But the thoughtless wickedness with which we scatter sentences of imprisonment, torture in the solitary cell and on the plank bed, and flogging, on moral invalids and energetic rebels, is as nothing compared to the stupid levity with which we tolerate poverty as if it were either a wholesome tonic for lazy people or else a virtue to be embraced as St Francis embraced it. If a man is indolent, let him be poor. If he is drunken, let him be poor. If he is not a gentleman, let him be poor. If he is addicted to the fine arts or to pure science instead of to trade and finance, let him be poor. If he chooses to spend his urban eighteen shillings a week or his agricultural thirteen shillings a week on his beer and his family instead of saving it up for his old age, let him be poor. Let nothing be done for “the undeserving”: let him be poor. Serve him right! Also — somewhat inconsistently — blessed are the poor!

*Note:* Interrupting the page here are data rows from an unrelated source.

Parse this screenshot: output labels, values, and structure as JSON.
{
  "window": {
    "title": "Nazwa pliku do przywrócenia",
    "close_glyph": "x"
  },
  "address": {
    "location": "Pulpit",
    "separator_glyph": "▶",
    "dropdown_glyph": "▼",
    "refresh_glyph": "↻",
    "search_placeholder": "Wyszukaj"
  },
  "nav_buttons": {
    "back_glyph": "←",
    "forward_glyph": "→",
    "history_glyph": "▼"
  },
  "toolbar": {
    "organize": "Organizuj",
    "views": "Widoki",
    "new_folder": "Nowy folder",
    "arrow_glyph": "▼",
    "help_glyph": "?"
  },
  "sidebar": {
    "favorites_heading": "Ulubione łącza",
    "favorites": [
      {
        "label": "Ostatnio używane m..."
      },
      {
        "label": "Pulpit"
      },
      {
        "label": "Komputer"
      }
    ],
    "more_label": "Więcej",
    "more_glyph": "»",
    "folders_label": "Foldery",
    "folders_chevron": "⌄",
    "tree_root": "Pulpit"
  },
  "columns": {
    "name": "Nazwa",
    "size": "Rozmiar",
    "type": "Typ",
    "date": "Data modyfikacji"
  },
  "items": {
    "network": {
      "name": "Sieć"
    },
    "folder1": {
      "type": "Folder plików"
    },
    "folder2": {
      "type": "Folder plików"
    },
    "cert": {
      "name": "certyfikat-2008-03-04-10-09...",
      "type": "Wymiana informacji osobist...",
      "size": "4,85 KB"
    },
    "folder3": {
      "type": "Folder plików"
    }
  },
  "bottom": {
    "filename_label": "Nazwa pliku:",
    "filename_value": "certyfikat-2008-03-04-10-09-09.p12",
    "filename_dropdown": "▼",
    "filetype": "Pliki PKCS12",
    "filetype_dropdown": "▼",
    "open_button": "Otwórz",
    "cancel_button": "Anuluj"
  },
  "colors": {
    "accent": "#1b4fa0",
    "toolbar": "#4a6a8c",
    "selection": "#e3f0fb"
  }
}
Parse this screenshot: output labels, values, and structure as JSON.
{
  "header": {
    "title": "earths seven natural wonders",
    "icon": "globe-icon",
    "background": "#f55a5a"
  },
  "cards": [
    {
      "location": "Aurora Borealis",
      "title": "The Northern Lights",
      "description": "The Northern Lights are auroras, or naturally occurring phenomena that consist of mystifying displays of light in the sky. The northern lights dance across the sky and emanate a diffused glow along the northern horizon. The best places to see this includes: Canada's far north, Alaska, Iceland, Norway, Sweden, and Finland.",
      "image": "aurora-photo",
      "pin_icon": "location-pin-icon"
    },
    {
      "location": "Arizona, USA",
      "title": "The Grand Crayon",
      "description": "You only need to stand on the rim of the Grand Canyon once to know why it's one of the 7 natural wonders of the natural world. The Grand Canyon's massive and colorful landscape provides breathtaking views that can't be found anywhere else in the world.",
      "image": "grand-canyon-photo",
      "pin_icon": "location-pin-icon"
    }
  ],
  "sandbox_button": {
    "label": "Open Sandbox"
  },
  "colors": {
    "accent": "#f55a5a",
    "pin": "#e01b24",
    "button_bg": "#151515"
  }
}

Now what does this Let Him Be Poor mean? It means let him be weak. Let him be ignorant. Let him become a nucleus of disease. Let him be a standing exhibition and example of ugliness and dirt. Let him have rickety children. Let him be cheap and let him drag his fellows down to his price by selling himself to do their work. Let his habitations turn our cities into poisonous congeries of slums. Let his daughters infect our young men with the diseases of the streets and his sons revenge him by turning the nation’s manhood into scrofula, cowardice, cruelty, hypocrisy, political imbecility, and all the other fruits of oppression and malnutrition. Let the undeserving become still less deserving; and let the deserving lay up for himself, not treasures in heaven, but horrors in hell upon earth. This being so, is it really wise to let him be poor? Would he not do ten times less harm as a prosperous burglar, incendiary, ravisher or murderer, to the utmost limits of humanity’s comparatively negligible impulses in these directions? Suppose we were to abolish all penalties for such activities, and decide that poverty is the one thing we will not tolerate — that every adult with less than, say, 365 pounds a year, shall be painlessly but inexorably killed, and every hungry half naked child forcibly fattened and clothed, would not that be an enormous improvement on our existing system, which has already destroyed so many civilizations, and is visibly destroying ours in the same way?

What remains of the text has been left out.